A measles epidemic is currently spreading in certain areas of Pacific north west, particularly in Washington State, in the United States. Governor Jay Inslee has declared a state of emergency in the area
Last year the number of reported measles cases increased by more than 30% worldwide according to a recent report from the World Health Organisation (WHO). Many people have “dropped their guard” when it comes to this illness which is extremely contagious. As a result measles has taken advantage and more outbreaks are occurring in recent years. A few days ago, a state of emergency was declared in Washington State with 31 new cases confirmed since the 1 January 2019. The majority of those affected were children under the age of ten years old. A warning was also declared last Friday in Portland, the centre of Oregon State, where around 20 measles cases have been reported.

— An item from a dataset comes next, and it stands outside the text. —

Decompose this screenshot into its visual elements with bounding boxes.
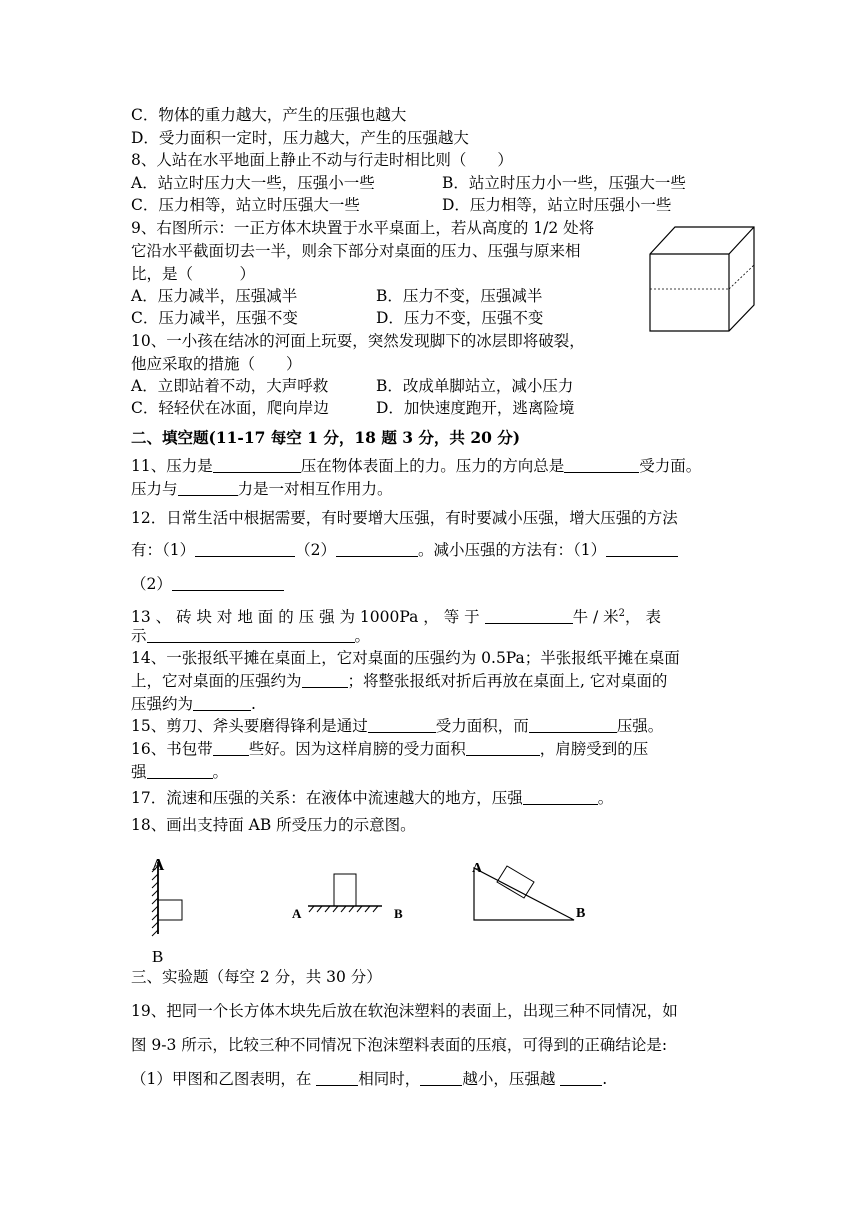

“Measles is a very contagious illness which can be fatal for young children,” stated Jay Inslee, Governor of Washington State, in a statement published last Friday. “Almost all non vaccinated people contract measles if they are exposed to the virus.” Symptoms of this virus don’t tend to appear until one or two weeks after the infection. This is why authorities are worried about new reported cases over the next few days.
Anti-vaccination is a hot point
The start of the epidemic is largely due to the lack of vaccination against this illness. This region, according to the Associated Press, is a hot point for the anti-vaccination movement. So that they can contain this outbreak, health authorities are insistent that more is done to encourage people to be vaccinated and to combat misinformation which is spread online. “Existing strategies must change. “We must redouble our efforts to increase a systematic vaccine coverage and strengthen our health care systems“, declared Seth Berkley the CEO of Gavi, Vaccine Alliance. “Otherwise we will having to combat one epidemic after another.”
The lack of vaccination coverage threatens world health. The WHO has recently noted that the “fear of vaccinations” is one of the ten biggest health problems to watch out for in 2019 as well as the resistance to antibiotics and atmospheric pollution. The organisation believes that vaccinations currently prevents 2 to 3 million deaths per year world wide and believes that a further 1.5 millions lives could be saved if there was a better vaccination coverage worldwide.